Ne Il Re Leone non manca poi il tema dell’amore: quello naturale nei confronti della propria famiglia, quello che costruisci con il tempo nelle amicizie e quello irrazionale e spontaneo che nutri da un momento all’altro nei confronti di un tuo simile. Simba e Nala sono promessi sposi sin dalla nascita ma in questo caso il loro sentimento prende forma giorno dopo giorno, in maniera tutt’altro che artificiale o premeditato: una complicità fatta di risate e soprattutto sostegno reciproco nell’affrontare gli ostacoli che inevitabilmente si incontrano nel proprio percorso di vita. Tale spirito viene perfettamente raccontato in Can You Feel The Love Tonight? (L’amore è nell’aria stasera), celebre brano composto da Elton John e che nel live action viene invece affidata alle voci di Beyonce e Donald Glover (appunto, doppiatori di Nala e Simba).

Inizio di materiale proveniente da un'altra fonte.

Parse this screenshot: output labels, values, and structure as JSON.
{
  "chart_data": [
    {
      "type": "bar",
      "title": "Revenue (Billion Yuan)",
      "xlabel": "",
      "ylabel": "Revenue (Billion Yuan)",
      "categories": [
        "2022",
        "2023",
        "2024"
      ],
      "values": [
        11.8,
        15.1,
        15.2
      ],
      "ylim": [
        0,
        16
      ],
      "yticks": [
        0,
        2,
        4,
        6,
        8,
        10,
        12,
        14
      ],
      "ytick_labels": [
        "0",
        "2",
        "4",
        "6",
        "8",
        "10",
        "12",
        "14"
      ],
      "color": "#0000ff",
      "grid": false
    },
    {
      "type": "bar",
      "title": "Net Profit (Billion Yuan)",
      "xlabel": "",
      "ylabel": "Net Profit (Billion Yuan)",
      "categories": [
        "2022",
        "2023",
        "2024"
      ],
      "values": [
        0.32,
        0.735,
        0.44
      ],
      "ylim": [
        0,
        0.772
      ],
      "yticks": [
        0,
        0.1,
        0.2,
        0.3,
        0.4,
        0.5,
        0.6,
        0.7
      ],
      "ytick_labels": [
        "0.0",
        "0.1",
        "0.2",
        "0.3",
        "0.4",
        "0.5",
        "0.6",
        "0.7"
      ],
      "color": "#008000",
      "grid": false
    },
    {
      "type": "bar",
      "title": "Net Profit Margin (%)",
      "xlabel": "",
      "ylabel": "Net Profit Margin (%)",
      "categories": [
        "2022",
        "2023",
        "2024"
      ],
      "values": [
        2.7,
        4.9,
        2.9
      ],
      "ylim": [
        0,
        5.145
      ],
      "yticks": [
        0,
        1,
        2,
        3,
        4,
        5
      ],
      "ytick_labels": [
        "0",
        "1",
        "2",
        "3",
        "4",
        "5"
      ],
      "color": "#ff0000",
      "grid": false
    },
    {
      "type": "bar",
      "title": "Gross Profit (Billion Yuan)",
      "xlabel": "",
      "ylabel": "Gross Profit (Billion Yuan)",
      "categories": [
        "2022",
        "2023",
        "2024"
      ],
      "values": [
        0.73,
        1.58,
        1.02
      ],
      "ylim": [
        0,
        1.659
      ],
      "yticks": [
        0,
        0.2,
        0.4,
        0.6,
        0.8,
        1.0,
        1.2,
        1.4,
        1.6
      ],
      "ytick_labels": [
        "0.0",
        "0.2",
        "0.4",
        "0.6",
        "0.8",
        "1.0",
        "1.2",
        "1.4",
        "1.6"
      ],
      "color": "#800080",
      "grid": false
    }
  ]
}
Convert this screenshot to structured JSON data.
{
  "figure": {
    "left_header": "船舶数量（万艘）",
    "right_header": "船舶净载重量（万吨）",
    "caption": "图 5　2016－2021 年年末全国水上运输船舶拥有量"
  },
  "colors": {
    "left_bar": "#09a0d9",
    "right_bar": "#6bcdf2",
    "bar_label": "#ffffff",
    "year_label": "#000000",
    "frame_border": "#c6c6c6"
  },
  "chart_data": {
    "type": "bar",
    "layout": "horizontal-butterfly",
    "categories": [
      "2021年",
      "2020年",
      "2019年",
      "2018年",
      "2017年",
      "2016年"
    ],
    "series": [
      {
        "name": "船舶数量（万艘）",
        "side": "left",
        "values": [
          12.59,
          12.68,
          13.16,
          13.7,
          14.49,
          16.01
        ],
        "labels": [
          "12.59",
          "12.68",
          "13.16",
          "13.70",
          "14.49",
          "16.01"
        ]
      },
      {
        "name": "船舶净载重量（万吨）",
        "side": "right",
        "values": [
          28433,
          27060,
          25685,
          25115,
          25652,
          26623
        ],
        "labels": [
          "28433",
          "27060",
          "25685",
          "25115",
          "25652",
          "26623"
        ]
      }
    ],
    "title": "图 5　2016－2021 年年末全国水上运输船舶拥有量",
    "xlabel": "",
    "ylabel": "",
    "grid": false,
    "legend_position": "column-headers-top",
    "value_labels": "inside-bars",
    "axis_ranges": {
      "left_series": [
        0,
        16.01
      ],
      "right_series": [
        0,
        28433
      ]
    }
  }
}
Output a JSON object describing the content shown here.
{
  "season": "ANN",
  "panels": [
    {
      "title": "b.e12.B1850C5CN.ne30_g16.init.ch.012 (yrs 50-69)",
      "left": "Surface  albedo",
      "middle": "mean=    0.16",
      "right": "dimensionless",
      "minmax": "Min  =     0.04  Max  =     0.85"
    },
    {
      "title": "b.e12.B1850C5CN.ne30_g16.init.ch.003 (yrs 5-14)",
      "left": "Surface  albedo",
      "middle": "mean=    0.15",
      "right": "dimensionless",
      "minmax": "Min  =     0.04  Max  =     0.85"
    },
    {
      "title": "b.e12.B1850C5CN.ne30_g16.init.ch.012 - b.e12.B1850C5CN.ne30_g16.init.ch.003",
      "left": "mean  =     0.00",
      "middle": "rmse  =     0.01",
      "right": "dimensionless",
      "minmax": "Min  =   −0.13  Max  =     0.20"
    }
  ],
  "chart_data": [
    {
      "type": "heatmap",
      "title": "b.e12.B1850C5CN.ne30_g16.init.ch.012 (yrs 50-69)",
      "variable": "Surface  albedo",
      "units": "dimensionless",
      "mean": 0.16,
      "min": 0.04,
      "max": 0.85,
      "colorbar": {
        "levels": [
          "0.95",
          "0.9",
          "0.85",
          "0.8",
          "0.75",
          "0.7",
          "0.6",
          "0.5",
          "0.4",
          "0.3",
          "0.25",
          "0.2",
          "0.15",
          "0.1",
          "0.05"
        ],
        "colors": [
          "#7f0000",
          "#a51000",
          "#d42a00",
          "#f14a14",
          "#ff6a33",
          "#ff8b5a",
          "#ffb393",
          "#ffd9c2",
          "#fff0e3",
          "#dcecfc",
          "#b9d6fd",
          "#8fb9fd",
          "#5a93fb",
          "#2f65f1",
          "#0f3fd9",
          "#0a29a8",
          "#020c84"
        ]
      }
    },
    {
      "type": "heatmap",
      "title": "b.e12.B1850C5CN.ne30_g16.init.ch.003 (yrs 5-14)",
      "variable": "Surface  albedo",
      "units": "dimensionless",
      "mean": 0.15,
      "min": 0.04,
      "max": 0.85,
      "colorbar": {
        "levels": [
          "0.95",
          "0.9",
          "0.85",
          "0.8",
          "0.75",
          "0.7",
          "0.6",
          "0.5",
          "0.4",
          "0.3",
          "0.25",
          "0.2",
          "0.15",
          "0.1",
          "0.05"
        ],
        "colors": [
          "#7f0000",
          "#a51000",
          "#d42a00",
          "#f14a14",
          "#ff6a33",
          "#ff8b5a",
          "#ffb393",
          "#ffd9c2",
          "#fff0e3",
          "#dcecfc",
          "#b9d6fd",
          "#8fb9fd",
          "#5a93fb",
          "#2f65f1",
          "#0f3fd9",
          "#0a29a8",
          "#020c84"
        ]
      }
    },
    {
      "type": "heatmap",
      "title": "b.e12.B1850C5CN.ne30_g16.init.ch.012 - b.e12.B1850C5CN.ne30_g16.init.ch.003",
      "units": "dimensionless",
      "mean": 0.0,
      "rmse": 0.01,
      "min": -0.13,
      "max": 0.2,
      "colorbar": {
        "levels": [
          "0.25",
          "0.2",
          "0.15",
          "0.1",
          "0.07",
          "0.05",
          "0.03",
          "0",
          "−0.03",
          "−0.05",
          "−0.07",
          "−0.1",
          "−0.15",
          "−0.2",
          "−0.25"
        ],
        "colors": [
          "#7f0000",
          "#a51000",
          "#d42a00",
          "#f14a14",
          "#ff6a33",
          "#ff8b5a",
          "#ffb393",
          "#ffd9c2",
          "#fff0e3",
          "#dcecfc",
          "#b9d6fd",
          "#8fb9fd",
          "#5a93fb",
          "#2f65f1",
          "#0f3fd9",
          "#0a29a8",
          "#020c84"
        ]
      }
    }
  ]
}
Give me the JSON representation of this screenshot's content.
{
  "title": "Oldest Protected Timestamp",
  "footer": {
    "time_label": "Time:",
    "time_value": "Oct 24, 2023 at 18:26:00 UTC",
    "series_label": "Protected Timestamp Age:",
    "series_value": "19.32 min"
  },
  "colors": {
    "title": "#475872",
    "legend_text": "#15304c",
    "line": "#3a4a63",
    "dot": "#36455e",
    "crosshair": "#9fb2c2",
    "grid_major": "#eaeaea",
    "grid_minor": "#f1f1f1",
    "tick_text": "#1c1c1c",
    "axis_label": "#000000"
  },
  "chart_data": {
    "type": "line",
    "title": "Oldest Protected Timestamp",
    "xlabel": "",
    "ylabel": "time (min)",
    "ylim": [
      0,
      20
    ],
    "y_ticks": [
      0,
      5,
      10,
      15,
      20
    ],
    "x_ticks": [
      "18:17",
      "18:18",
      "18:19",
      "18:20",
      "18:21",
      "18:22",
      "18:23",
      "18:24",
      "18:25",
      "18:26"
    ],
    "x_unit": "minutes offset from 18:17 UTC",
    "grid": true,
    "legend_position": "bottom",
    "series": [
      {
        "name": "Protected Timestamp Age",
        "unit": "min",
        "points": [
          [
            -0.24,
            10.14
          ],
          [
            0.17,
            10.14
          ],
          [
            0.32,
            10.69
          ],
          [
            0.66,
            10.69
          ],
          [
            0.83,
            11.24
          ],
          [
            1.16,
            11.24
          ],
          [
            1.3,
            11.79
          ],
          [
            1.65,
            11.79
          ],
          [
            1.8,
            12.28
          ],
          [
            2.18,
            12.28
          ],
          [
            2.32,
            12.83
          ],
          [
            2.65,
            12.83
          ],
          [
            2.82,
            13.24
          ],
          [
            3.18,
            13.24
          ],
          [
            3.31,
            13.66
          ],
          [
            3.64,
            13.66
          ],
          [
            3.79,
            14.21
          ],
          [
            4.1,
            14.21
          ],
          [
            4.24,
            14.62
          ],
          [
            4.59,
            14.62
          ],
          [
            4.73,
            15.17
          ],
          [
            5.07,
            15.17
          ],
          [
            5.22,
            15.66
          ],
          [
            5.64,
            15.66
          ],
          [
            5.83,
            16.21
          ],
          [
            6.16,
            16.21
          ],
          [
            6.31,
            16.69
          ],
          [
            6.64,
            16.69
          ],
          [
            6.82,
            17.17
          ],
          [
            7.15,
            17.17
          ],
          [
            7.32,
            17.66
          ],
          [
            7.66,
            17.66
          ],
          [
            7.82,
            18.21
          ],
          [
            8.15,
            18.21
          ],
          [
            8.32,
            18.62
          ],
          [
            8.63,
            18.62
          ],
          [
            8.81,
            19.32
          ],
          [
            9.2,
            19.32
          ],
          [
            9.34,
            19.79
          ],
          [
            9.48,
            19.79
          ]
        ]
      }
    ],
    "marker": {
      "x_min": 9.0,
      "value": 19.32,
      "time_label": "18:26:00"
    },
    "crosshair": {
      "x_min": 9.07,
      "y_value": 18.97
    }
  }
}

Il Re Leone è il film per eccellenza che riesce a descrivere al meglio il cerchio della vita: ci riesce, ad esempio, attraverso il passaggio di testimone tra Mufasa e Simba, tra una generazione e l’altra, ma anche grazie alla scena del ciuffo di criniera che fa davvero dei giri incredibili e immensi prima di finire esattamente nel punto in cui è destinato ad arrivare, nel momento preciso in cui questo doveva accadere. Maktub, direbbe qualcuno, ovvero “tutto è già scritto”: chi diventerai, di chi ti innamorerai e le azioni che compirai per far sì che la tua vita, alla fine del cerchio, possa veder compiuto il proprio senso più profondo e assoluto. Un incrocio di vite, di storie e di intenzioni che si incastrano perfettamente fino all’epilogo di un’opera che tornerà, a distanza di 25 anni, a far emozionare persone di ogni età che, indipendentemente dal proprio percorso di vita individuale, percepiranno tutta la magia di uno dei classici Disney più amati di sempre e usciranno dalla sala con più consapevolezza rispetto a quello che davvero ha valore e merita attenzione nella nostra esistenza.